Cleopatra mengembalikan tahta Mesir, tetapi Caesar memerintahkannya untuk memerintah bersama saudara laki-lakinya, Ptolemy XIV. Pemerintahan mereka berumur pendek. Pada bulan Maret 44 SM. Julius Caesar terbunuh di Roma. Dua bulan kemudian, Ptolemy XIV meninggal di Mesir, dan beberapa sejarawan, seperti Dion Cassius dan Josephus Flavius, mengklaim bahwa dia diracuni oleh Cleopatra. Alasan Cleopatra untuk ini berbobot - dia bisa menempatkan putranya di atas takhta. Ini adalah Ptolemy XV Philopator Philometor Caesar, lebih dikenal sebagai Caesarion. Terlihat dari namanya, Cleopatra terang-terangan mengaku bahwa dirinya adalah anak dari Julius Caesar.

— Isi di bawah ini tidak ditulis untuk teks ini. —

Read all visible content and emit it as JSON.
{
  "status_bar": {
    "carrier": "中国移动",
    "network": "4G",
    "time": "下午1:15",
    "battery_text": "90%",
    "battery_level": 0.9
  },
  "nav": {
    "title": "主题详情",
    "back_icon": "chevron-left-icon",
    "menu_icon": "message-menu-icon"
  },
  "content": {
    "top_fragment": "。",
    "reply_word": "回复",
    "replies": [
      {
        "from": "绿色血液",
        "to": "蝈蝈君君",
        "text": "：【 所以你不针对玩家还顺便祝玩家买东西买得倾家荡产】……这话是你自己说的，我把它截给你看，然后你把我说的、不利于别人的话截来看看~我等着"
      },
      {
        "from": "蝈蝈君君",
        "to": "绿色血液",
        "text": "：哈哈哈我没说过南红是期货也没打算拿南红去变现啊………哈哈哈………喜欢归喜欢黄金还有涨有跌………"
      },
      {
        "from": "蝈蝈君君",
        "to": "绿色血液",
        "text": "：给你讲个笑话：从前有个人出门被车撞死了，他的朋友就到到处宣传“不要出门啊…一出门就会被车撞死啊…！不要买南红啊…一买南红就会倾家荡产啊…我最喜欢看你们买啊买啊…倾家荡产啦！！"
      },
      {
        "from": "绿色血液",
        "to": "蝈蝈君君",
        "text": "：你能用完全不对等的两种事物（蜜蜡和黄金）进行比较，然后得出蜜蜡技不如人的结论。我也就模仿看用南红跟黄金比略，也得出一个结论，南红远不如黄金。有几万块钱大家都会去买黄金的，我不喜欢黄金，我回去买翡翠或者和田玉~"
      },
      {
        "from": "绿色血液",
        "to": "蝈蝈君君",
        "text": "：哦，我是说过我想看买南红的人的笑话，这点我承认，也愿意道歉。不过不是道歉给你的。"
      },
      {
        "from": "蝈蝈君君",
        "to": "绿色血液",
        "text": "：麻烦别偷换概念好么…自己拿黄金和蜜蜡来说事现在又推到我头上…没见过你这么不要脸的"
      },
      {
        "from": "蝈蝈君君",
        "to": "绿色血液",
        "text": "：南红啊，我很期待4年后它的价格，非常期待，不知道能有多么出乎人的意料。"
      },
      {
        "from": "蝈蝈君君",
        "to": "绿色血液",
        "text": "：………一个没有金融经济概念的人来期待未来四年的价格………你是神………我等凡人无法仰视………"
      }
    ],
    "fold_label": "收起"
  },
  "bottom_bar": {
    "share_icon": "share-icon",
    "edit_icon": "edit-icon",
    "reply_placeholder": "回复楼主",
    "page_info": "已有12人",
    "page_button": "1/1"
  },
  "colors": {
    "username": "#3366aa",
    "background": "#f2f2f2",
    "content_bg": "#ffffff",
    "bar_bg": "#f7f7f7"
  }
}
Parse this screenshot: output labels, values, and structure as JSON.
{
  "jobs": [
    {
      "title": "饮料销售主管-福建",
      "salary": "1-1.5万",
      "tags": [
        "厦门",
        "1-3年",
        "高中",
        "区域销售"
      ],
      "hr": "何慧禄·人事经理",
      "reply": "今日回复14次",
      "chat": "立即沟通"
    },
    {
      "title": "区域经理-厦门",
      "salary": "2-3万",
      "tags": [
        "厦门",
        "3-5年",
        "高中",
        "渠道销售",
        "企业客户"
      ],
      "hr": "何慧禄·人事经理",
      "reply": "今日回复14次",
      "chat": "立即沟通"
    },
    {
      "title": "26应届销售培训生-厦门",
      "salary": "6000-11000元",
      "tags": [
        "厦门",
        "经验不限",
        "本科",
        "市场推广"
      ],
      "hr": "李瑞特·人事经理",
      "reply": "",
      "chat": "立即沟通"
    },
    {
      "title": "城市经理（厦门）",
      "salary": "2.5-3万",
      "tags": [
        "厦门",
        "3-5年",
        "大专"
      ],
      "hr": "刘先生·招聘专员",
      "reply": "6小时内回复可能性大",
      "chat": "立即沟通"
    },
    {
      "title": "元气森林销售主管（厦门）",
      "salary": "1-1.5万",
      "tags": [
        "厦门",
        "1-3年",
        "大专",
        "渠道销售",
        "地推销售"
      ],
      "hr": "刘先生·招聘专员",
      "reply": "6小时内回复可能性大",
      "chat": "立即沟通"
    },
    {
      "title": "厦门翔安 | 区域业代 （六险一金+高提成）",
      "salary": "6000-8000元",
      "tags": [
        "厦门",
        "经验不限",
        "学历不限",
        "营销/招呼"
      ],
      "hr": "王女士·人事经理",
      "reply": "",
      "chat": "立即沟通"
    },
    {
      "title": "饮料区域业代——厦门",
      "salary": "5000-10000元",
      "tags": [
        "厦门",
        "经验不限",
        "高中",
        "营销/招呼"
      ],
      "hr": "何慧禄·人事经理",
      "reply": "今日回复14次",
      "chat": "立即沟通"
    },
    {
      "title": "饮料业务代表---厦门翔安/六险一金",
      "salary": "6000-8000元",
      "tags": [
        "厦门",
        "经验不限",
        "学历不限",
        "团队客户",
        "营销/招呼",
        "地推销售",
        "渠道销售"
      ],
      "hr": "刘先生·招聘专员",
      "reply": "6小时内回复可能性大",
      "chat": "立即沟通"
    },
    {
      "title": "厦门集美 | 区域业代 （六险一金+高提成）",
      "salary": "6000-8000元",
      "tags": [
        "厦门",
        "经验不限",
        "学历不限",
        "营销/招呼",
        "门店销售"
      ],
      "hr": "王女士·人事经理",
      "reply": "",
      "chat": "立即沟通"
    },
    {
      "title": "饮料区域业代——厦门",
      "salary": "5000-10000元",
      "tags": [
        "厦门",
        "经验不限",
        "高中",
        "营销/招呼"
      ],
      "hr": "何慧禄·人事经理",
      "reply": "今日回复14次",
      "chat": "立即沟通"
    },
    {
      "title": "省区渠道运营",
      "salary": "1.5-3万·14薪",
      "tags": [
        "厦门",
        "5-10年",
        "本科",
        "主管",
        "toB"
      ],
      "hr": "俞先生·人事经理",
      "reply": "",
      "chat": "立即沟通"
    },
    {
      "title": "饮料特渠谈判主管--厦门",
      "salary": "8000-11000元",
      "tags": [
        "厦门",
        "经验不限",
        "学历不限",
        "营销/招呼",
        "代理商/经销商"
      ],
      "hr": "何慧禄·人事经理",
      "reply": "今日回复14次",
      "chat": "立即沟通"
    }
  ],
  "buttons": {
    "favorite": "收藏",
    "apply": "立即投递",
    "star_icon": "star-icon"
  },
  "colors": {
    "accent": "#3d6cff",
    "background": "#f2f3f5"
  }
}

Setelah kematian pemimpin Romawi, ratu Mesir menjadikan dirinya kekasih baru, Mark Antony. Antony, bersama dengan Oktavianus dan Marcus Lepidus, adalah bagian dari Triumvirat Kedua, yang memerintah Roma. Pada tahun 34 SM. Mark Antony menganugerahkan tanah dan gelar kepada anak-anak Cleopatra (termasuk tiga anaknya sendiri). Penting untuk dicatat bahwa dia mengakui Caesarion sebagai pewaris sah Julius Caesar. Ini tidak sesuai dengan keinginan orang Romawi, yang percaya bahwa Antonius lebih memilih Mesir daripada Roma. Selain itu, Caesarion, yang diyakini sebagai pewaris, menjadi sasaran Oktavianus, yang merupakan anak angkat Julius Caesar. Perang pecah antara Antony dan Oktavianus. Yang terakhir memenangkan Pertempuran Actium dan pengepungan Alexandria berikutnya. Antony dan Cleopatra diduga bunuh diri, dan Caesarion dieksekusi atas perintah Oktavianus. Mesir dianeksasi dan menjadi provinsi Kekaisaran Romawi. Oktavianus berganti nama menjadi Augustus Caesar dan menjadi kaisar Romawi pertama. Maka berakhirlah sejarah Mark Antony dan Cleopatra, serta pemerintahan Ptolemies di Mesir.